As Yu turned in the direction of the neighborhood committee office, he saw a short, white-haired man stepping through the doorway, waving his hand energetically.

“Comrade Detective Yu?”

“Comrade Liang?”

“Yes, that’s me. People here just call me Old Liang,” he said in a booming voice. “I am just a residential policeman. We really have to depend on you to investigate, Comrade Detective Yu.”

“Don’t say that, Old Liang,” Yu said. “You have worked here for so many years, it is I who must rely on your help.”

Old Liang was in charge of residential registrations and records for the area. At times, his job was to provide liaison between the neighborhood committee and the district police station. So he had been assigned to work with Detective Yu.

“Things are not like in the past, you know, when the registration rules were really effective.” As he spoke, Old Liang led Yu into a small office, which looked like it must have been partitioned off from the original hallway, and offered him a cup of tea.
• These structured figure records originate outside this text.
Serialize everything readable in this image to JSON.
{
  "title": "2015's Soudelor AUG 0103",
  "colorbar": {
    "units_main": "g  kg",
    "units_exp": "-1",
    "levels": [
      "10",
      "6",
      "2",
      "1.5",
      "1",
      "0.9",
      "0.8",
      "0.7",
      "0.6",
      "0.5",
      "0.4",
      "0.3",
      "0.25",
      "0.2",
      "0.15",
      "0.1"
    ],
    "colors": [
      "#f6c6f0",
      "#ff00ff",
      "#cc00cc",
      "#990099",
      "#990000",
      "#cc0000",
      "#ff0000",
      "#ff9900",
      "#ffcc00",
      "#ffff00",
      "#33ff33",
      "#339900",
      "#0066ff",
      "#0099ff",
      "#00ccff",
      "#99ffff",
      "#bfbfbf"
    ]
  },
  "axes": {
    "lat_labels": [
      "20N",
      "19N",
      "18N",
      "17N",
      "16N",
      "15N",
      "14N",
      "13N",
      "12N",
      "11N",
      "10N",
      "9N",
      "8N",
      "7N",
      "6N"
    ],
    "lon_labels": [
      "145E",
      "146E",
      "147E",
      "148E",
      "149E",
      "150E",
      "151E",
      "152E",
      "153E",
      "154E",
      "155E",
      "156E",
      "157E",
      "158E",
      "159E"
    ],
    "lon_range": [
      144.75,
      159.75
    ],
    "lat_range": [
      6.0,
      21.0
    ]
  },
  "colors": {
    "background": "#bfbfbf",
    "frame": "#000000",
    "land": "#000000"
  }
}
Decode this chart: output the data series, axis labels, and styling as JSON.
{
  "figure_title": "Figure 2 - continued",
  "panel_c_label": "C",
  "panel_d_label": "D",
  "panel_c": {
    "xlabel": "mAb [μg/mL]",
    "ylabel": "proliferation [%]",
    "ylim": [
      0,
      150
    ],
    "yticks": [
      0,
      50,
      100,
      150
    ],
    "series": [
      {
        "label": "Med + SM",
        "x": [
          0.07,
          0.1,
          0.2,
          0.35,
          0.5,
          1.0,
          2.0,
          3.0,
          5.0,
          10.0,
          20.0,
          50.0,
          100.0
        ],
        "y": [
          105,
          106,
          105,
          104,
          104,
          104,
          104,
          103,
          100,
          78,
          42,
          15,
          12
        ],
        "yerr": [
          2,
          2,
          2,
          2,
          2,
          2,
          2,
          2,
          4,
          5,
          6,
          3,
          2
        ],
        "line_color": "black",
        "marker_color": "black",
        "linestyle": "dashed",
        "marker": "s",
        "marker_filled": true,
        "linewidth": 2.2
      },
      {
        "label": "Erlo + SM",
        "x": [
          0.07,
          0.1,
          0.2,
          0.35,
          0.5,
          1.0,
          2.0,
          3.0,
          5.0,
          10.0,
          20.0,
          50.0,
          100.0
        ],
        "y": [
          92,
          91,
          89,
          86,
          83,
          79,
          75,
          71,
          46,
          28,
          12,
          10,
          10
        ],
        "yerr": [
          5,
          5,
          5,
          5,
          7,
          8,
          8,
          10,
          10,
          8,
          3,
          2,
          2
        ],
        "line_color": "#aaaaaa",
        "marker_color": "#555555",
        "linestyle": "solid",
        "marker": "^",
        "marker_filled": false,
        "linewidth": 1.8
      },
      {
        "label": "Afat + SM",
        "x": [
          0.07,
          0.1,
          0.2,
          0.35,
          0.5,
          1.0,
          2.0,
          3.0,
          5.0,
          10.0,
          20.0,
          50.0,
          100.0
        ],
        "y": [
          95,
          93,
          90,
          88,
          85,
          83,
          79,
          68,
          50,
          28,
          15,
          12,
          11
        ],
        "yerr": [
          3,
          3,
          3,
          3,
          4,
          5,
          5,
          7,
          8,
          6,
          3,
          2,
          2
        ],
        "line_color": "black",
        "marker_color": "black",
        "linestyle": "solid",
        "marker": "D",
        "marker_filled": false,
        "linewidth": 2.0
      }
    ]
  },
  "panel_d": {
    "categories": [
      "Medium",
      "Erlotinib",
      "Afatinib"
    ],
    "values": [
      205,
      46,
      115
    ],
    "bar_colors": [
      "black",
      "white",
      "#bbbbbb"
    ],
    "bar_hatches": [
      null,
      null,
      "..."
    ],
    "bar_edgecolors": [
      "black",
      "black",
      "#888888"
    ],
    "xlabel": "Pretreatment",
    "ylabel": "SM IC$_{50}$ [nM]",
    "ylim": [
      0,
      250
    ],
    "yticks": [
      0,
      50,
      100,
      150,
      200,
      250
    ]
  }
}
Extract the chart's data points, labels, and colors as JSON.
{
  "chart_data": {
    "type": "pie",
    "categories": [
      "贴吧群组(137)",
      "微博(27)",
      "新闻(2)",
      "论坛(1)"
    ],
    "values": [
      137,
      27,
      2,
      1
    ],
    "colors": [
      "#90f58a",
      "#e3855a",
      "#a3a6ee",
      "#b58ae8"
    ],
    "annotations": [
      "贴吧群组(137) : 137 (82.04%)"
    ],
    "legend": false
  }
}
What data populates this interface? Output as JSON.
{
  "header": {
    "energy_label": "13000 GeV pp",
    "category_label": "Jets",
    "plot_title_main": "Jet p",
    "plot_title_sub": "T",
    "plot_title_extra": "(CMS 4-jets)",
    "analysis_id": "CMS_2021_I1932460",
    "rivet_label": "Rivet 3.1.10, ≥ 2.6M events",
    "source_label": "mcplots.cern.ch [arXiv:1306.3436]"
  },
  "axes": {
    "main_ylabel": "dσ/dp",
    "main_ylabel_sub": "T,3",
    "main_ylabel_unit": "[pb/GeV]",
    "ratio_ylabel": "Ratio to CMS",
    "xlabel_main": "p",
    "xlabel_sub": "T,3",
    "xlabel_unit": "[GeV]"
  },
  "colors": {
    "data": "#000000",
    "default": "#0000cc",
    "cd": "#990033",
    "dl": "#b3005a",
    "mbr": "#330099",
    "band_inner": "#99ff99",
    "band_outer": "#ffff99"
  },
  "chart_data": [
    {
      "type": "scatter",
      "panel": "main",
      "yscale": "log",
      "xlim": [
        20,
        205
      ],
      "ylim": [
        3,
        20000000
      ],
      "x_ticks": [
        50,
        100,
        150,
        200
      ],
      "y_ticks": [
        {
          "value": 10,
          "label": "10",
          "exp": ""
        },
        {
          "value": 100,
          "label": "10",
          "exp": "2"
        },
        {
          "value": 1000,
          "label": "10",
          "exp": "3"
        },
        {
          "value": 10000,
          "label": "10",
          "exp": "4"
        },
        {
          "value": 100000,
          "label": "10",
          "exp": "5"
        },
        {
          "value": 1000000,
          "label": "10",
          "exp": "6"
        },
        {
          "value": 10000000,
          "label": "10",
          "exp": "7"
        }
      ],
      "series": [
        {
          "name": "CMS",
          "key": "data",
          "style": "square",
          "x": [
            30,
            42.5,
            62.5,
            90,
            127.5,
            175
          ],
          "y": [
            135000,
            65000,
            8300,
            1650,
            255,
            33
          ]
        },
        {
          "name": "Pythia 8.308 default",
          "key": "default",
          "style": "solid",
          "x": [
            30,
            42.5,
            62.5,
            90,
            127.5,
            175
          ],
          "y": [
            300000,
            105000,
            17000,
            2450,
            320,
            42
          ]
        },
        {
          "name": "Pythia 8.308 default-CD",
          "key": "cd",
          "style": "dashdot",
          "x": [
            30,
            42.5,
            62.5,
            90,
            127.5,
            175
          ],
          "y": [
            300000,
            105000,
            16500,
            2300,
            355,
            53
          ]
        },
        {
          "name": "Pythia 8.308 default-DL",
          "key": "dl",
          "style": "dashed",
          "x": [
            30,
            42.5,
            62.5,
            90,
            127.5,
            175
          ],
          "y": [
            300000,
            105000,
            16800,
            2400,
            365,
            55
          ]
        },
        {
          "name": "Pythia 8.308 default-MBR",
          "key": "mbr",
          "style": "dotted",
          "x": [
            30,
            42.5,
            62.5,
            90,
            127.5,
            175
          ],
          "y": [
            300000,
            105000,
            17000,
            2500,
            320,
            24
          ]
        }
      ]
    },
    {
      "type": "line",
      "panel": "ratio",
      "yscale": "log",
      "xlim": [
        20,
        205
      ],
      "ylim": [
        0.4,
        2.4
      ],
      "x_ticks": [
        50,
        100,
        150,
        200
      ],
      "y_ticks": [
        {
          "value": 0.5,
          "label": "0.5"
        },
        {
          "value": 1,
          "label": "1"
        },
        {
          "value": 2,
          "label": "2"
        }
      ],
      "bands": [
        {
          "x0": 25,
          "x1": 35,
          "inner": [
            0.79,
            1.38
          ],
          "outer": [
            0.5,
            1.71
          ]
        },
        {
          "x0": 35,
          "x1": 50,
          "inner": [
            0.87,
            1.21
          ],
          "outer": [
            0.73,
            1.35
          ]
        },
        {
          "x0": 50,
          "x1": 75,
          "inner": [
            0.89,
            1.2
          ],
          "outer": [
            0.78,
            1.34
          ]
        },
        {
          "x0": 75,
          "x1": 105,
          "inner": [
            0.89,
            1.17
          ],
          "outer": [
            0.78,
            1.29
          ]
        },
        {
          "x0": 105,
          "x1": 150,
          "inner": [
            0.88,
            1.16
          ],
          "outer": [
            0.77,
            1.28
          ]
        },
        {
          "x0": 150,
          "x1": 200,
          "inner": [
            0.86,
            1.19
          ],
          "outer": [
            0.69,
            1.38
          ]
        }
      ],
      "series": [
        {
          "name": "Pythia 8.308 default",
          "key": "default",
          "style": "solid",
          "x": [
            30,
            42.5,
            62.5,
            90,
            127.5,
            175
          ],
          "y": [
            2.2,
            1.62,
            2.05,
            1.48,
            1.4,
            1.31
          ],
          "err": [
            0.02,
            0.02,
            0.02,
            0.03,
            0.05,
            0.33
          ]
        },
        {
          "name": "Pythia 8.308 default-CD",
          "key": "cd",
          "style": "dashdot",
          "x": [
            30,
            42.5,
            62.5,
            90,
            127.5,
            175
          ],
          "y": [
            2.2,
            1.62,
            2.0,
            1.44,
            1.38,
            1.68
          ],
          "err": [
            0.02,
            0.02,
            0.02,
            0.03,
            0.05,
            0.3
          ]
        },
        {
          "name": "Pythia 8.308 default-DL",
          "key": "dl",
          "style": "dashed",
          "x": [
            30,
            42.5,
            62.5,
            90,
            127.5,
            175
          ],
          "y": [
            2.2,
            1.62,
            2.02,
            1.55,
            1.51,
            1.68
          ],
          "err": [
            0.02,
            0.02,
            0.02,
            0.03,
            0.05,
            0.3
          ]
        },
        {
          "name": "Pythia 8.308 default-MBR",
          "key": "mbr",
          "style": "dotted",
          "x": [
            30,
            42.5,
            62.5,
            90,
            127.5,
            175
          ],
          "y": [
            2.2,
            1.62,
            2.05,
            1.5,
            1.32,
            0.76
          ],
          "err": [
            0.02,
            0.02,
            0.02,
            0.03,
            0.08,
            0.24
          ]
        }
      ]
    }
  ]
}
Old Liang had seen better days, in the sixties and seventies, when residential registration was a matter of survival in a city with a strict food-ration-coupon policy. Coupons were needed for staples, such as rice, coal, meat, fish, cooking oil, and even cigarettes. What’s more, Chairman Mao’s class-struggle theory was applied to all walks of life. According to Mao, throughout the long period of socialism, class enemies would never stop attempting to sabotage the proletarian dictatorship. So a residential cop had to stay alert at all times. Everyone in the neighborhood had to be viewed as a hidden potential class enemy. Neighborhood security was extremely effective. If someone moved into the lane in the morning without reporting to local authorities, a residential cop would knock at his door the same night.